Questioned on the small arms treaty and drug trafficking, the Prime Minister said whilst on her one-day trip to New York she met with the UN authorities who work at destroying ammunition.

“The UN agency, they had already come to Trinidad. We had two conferences here and strategy papers on the issue of small arms, so that process is ongoing, in October they will return to help us destroy some of the small arms,” said Persad-Bissessar.

She added that at the UN General Assembly last year she had raised the issue of the proliferation of small arms in Caricom.

“I was of the view that more people are dying because of small arms than because of the large arms, the large arms come into effect when you have wars, yes there are wars in certain parts of the world but for us here in our nations in Caricom the small arms are the most deadly,” she said.

In July last year the Prime Minister met with Agnes Marcaillou, chief of the Regional Disarmament Branch of the UN office for Disarmament Affairs.

Following that meeting, Persad-Bissessar said Government was at war with criminals and will partner with the UN to crack down on and destroy illegal arms and ammunition.
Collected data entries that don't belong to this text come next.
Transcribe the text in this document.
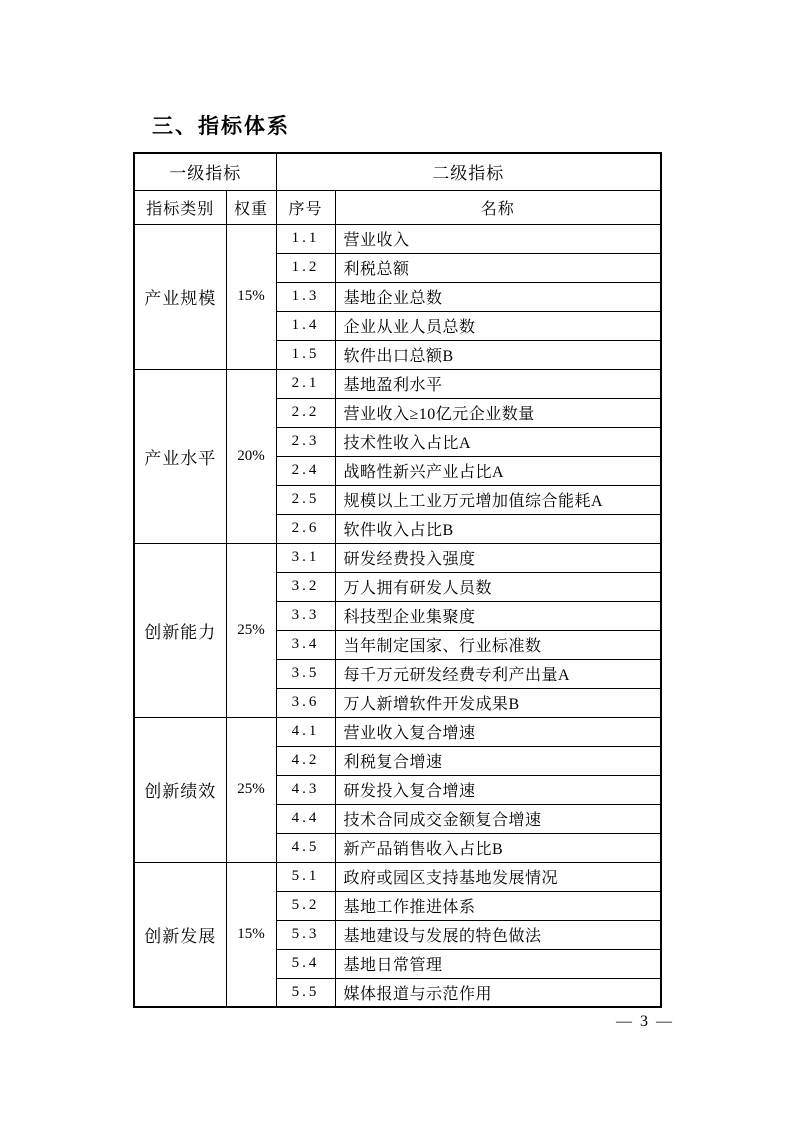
三、指标体系
一级指标		二级指标	
指标类别	权重	序号	名称
产业规模	15%	1.1	营业收入
		1.2	利税总额
		1.3	基地企业总数
		1.4	企业从业人员总数
		1.5	软件出口总额B
产业水平	20%	2.1	基地盈利水平
		2.2	营业收入≥10亿元企业数量
		2.3	技术性收入占比A
		2.4	战略性新兴产业占比A
		2.5	规模以上工业万元增加值综合能耗A
		2.6	软件收入占比B
创新能力	25%	3.1	研发经费投入强度
		3.2	万人拥有研发人员数
		3.3	科技型企业集聚度
		3.4	当年制定国家、行业标准数
		3.5	每千万元研发经费专利产出量A
		3.6	万人新增软件开发成果B
创新绩效	25%	4.1	营业收入复合增速
		4.2	利税复合增速
		4.3	研发投入复合增速
		4.4	技术合同成交金额复合增速
		4.5	新产品销售收入占比B
创新发展	15%	5.1	政府或园区支持基地发展情况
		5.2	基地工作推进体系
		5.3	基地建设与发展的特色做法
		5.4	基地日常管理
		5.5	媒体报道与示范作用
— 3 —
Marcaillou oversees the activities and operations of the three UN regional centres for peace and disarmament in Africa, Asia and the Pacific and in Latin America and the Caribbean.

There was a recommendation that Government assist in purchasing a kiln, at the cost of US$500,000, which is to be used to destroy weapons.

The Sunday Express reported exclusively this week on a research paper, commissioned by the United Nations Development Programme (UNDP) on gangs in Trinidad and Tobago which raised concerns about a state stash of 5,000 surplus obsolete police-confiscated firearms and more than ten tonnes of small arms ammunition currently in police lock-up.

Speaking to the Express yesterday, Justice Minister Herbert Volney said all illegal guns must be destroyed once they cannot be submitted as evidence in the courts.

“I think that the guns when they are seized, they first should be tagged then sent for ballistic testing to determine whether they have been used in any criminal activity such as murder,” said Volney.

He said he did not expect that so many guns would be seized.

“I am overwhelmed, I didn’t expect that we would have brought in all these guns. It means that the State of Emergency in partnership with the people is working,” he said.

“If we rid the country of these guns when these young men come back, there will be no weapons of mass destruction,” Volney added.